Ruling: The U.S. District Court, Central District of California ruled that an employee's personal injury suit against his former employer was not barred by the Workers' Compensation Act. It denied the employer's request to dismiss the suit.
What it means: Under California law, an employee may pursue a claim for personal injuries against his employer outside the workers' compensation system under the "fraudulent concealment" exception to the WCA. He must establish three essential elements in order to state such a claim: 1) the employer knew that the employee had suffered a work-related injury; 2) the employer concealed that knowledge from the employee; and 3) the injury was aggravated as a result of such concealment.

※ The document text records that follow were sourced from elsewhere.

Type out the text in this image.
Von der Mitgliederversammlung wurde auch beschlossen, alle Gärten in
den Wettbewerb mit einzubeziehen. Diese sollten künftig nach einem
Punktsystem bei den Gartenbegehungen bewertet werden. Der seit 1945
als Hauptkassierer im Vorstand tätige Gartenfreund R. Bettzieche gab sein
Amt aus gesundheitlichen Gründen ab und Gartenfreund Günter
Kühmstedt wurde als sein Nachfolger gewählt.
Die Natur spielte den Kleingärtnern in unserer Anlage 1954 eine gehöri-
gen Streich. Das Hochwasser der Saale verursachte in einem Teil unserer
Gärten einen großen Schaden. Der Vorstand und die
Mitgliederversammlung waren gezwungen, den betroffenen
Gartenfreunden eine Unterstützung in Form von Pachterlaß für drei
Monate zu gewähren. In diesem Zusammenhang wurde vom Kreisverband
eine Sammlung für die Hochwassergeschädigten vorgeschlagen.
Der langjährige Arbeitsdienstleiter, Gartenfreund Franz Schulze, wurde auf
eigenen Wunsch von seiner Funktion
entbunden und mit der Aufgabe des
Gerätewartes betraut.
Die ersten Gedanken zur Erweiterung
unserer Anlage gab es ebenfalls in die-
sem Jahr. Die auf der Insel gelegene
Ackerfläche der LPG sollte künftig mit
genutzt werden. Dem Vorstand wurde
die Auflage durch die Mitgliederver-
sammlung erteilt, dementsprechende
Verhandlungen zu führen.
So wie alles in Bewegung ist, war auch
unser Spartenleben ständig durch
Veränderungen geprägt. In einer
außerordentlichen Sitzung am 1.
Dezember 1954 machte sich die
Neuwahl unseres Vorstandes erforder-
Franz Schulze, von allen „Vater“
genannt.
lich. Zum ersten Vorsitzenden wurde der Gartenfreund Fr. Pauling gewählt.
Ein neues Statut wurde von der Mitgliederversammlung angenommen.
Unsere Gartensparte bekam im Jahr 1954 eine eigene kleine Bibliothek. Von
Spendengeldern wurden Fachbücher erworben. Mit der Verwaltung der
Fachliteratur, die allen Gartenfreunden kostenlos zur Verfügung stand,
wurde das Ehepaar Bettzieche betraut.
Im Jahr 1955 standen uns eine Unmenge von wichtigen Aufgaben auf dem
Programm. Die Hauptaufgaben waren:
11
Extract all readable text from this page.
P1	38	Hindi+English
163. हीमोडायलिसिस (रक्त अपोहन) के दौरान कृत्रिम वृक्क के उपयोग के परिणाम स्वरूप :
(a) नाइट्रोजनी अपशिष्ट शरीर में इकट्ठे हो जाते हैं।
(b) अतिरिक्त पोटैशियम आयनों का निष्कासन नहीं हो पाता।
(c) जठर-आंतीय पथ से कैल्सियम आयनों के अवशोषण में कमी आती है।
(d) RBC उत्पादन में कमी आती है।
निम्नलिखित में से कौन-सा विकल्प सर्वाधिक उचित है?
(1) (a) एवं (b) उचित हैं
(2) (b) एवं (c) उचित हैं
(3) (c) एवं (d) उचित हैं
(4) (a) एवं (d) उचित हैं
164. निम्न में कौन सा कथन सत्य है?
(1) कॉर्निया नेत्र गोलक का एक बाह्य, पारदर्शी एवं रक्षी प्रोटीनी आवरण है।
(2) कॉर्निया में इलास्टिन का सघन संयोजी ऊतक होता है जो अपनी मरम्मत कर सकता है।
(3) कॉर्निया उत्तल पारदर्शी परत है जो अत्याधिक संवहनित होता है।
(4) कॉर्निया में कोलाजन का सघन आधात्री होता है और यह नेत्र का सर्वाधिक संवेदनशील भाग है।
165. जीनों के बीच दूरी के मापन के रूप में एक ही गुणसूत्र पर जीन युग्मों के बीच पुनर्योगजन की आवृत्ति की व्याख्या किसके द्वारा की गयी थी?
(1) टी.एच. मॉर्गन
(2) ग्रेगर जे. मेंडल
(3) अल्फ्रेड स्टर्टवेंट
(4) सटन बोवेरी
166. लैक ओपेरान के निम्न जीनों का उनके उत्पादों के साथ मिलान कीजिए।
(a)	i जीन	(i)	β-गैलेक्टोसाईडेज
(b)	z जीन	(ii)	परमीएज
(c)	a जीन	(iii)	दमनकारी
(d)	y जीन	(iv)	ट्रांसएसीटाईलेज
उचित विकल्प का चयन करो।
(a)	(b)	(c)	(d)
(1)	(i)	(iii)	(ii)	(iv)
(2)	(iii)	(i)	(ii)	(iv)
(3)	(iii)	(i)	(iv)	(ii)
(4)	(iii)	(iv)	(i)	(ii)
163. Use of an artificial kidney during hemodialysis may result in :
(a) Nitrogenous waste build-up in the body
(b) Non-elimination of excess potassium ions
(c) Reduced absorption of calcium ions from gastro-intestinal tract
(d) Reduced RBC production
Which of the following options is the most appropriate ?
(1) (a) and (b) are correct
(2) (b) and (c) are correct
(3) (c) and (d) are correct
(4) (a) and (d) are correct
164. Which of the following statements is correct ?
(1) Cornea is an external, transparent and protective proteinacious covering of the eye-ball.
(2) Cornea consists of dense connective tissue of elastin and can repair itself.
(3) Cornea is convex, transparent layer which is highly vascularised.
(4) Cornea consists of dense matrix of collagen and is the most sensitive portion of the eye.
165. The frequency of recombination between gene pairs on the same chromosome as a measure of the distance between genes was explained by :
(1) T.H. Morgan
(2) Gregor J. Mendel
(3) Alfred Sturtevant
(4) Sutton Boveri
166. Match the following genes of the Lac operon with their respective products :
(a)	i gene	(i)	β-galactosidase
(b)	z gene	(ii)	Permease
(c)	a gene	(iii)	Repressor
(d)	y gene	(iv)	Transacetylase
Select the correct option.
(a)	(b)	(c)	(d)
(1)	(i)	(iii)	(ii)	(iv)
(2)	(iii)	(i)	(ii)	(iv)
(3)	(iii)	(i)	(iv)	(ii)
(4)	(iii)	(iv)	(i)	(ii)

Summary: The claimant worked as a truck driver for the employer and its predecessors for more than 30 years, transporting, delivering and handling carpeting, carpet padding, and carpet installation products. He claimed that as a result of exposure to hazardous levels of toxins, he sustained injuries, including multiple myeloma. The employer contended that the claimant's suit was barred because California's WCA provided the exclusive remedy for his injuries. Siding with the claimant, the court denied the employer's bid to dismiss the suit.
The court found that the claimant satisfied the three elements of the fraudulent concealment exception to workers' compensation exclusivity. The court noted that the employer was aware of the claimant's exposure to toxic substances but failed to inform him that his illnesses were caused by such exposure. The employer also advised him that it was safe to work "in proximity to such deleterious substances" and failed to provide protective equipment. Finally, the claimant satisfied the third element by alleging that the employer's concealment caused further harm.
The court rejected the employer's contention that it could not have been aware of the claimant's injuries because he had no diagnosable symptoms and did not discover that he was ill until after he stopped working for the employer. "The fact that [the employee] was not aware of his injuries does not preclude the possibility that his employer was aware of his injuries," the court concluded.